North Korean state media reported that “people with fever” in the capital Pyongyang have tested positive for COVID-19, without specifying the number.
The virus may have already spread across the country, analysts say, including major events in April in Pyongyang, including a military parade in which neither participants nor spectators wore masks.
“People from all over the country attended these events and were able to bring the virus back,” Park Won-gon, a professor at Ewha University in Seoul, told AFP.
The fact that North Korean leader Kim Jong Un chaired an urgently called Politburo meeting and that its content was immediately published by the official media, which usually wait until the next day, testifies to the gravity of the situation.
2- Why now?
North Korea was one of the first countries in the world to close its borders in January 2020 after the virus emerged in neighboring China.
It immediately expelled all foreign nationals – including diplomats and international aid workers – and banned all arrivals from abroad.

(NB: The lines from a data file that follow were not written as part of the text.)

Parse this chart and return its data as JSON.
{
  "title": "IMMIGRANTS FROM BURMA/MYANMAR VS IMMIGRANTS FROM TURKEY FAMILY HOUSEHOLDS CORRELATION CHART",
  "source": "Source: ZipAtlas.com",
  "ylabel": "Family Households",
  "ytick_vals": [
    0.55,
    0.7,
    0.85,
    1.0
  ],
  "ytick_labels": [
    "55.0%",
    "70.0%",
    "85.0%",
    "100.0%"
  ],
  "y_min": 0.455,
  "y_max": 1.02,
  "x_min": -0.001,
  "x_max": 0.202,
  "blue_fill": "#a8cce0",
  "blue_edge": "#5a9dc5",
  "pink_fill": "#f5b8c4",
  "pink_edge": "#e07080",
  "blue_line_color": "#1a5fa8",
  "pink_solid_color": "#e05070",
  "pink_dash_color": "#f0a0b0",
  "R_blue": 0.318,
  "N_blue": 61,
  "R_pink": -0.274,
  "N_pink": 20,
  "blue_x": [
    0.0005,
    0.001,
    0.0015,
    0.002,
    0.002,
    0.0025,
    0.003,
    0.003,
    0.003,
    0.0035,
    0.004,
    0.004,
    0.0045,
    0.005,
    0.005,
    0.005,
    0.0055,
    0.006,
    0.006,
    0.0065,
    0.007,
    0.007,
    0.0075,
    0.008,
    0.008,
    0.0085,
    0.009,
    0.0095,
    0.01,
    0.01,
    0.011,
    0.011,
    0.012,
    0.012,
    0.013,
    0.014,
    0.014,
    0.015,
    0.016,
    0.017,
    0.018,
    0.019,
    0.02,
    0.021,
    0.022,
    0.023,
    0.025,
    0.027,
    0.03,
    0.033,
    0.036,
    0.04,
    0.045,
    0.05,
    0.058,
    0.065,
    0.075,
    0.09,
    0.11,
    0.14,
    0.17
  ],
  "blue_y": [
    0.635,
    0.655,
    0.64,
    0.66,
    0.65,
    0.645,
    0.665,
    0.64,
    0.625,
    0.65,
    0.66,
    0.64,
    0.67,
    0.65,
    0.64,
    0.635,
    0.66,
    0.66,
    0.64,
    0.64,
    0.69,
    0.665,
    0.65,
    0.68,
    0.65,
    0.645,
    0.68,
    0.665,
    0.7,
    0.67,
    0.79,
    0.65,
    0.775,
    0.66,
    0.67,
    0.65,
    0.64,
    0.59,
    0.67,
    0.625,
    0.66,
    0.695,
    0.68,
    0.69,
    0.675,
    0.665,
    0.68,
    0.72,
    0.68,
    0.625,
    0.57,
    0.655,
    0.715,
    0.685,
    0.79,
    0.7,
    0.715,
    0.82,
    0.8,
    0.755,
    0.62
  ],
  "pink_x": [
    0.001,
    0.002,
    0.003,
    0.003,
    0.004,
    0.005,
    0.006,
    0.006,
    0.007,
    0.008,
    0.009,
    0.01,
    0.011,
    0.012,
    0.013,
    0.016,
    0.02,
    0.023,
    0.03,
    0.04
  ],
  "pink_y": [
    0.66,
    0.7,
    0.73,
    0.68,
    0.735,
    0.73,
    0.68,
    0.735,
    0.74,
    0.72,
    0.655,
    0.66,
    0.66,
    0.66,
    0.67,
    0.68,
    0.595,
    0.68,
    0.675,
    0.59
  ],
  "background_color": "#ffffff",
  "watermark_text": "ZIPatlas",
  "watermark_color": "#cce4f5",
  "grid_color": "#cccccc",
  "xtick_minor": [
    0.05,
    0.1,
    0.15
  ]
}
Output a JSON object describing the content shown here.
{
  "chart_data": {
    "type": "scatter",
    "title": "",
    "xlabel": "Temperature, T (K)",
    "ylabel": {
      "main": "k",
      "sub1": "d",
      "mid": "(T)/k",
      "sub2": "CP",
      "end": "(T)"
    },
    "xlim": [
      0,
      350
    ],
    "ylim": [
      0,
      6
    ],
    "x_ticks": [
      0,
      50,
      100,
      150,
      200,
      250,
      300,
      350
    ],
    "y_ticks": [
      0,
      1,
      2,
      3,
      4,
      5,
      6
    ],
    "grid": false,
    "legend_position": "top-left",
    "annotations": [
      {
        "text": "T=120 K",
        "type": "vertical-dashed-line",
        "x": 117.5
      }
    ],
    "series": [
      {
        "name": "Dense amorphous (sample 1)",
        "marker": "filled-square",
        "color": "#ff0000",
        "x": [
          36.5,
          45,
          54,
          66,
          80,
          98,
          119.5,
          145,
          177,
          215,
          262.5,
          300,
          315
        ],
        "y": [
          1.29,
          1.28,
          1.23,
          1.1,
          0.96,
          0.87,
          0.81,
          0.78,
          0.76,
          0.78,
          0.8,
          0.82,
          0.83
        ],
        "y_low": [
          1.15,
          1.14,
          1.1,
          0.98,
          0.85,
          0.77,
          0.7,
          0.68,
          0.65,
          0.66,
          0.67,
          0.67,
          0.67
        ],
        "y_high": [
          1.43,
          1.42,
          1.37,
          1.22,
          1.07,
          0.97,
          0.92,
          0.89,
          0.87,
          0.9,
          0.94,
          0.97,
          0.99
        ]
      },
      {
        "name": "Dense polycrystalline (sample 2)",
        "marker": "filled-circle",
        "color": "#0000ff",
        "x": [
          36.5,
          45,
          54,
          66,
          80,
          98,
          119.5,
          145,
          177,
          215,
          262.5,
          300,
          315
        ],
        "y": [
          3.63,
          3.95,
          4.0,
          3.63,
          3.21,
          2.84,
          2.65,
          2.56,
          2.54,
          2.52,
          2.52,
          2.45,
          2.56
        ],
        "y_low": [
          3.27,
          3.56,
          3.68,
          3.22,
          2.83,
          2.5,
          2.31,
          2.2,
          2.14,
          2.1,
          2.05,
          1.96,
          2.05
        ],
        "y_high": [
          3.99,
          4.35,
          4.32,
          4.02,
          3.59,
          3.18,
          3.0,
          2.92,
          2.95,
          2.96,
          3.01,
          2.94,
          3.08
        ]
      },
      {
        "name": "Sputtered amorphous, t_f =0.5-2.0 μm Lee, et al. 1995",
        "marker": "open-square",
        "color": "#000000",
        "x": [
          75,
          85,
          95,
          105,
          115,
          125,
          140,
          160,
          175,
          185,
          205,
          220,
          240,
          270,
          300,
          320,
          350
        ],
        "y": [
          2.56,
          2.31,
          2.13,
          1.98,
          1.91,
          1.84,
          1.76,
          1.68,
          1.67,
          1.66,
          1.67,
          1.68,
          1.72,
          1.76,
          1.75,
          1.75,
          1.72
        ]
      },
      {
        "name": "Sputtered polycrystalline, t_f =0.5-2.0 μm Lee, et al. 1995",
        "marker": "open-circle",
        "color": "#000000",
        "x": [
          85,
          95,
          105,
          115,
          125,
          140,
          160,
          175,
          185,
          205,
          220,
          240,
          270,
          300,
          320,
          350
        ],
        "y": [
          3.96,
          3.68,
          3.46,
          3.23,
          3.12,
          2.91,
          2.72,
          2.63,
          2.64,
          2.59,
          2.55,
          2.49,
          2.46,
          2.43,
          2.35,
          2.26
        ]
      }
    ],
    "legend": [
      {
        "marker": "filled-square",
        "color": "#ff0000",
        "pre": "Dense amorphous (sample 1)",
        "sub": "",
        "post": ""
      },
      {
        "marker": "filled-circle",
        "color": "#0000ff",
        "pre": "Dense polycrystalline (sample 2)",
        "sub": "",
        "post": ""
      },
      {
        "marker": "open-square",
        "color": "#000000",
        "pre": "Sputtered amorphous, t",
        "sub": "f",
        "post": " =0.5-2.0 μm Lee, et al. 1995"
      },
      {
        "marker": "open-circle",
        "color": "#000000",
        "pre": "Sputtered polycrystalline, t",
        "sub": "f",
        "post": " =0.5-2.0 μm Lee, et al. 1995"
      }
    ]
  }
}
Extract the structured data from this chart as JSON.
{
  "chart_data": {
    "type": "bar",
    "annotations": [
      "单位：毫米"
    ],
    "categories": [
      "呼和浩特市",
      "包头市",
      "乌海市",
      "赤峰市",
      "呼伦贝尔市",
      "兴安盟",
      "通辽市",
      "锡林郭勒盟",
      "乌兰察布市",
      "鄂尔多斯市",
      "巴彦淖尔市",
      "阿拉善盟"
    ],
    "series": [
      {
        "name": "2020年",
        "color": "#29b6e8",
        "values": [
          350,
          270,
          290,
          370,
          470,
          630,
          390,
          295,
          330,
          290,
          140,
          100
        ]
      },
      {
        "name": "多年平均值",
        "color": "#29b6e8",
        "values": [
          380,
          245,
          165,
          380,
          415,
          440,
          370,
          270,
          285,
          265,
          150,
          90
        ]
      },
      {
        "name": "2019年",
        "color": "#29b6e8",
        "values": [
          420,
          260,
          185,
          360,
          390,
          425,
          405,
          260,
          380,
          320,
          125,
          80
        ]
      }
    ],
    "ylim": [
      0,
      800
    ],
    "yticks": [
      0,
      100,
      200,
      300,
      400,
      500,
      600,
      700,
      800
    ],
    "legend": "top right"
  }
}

The country has been totally reclusive for more than two years.
The regime hailed the strategy’s success, but experts said due to the outbreak in neighboring countries, it was inevitable that COVID-19 cases would eventually appear in North Korea.
It could have been imported by someone who crossed the border illegally from China or via an animal, such as a bird or a wild boar, experts said.
North Korea and China suspended rail links in April, Pyongyang worried about a risk of contamination, but shipments of goods by sea continued.
“The North Korean sailors may have been infected by other crews,” said the specialized site NK News, based in Seoul.
3- What are they going to do?
Due to notoriously poor health infrastructure, the absence of vaccines and antiviral treatments, the possibilities are limited.
Kim Jong Un has ordered nationwide “lockdown” measures, according to the KCNA news agency. Details on what these restrictions cover have not been disclosed.
“North Korea will probably do the same as China,” said Go Myong-hyun, a researcher at the Seoul-based Asan Institute of Policy Studies.
But unlike China, no inhabitant is vaccinated and the country lacks the means to massively screen the population. It also has few resources to treat the most serious cases.
The country could therefore record a “large number of deaths”, says Lim Eul-chul, a professor at Kyungnam University in Changwon.
4- Do they want help?
Pyongyang’s announcement comes days after the inauguration of South Korea’s new president and a week before US President Joe Biden’s expected visit to Seoul.
Pyongyang has already rejected offers of assistance and vaccination made in particular by the WHO and its main ally, China.
Mr. Kim is unlikely to ask for help now.
This would amount to “acknowledging the failure of the anti-COVID system put in place so far and will cause considerable harm to Kim Jong Un’s mode of governance”, according to Mr. Lim.
South Korea’s new government has, however, allocated a budget to send COVID vaccines to the North, said Kwon Young-se, a candidate for unification minister.
5- And their nuclear weapons?
Despite a dire economic situation and chronic food shortages, North Korea spends a significant portion of its GDP on its banned weapons programs.
Mr Kim has repeatedly pledged to resolve ‘food, clothing and housing issues, but has continued to fire missiles – more than a dozen this year – and there are signs he may resume his nuclear tests.
In the event of an epidemic, “the population could be less interested in these tests (nuclear or missiles) because of the more urgent threat posed by the coronavirus rather than a foreign army”, thinks Leif-Eric Easley, professor at Ewha University.
However, for Mr. Yang if the people’s fears of an epidemic spread, Kim Jong Un could carry out a test “to deflect this fear”.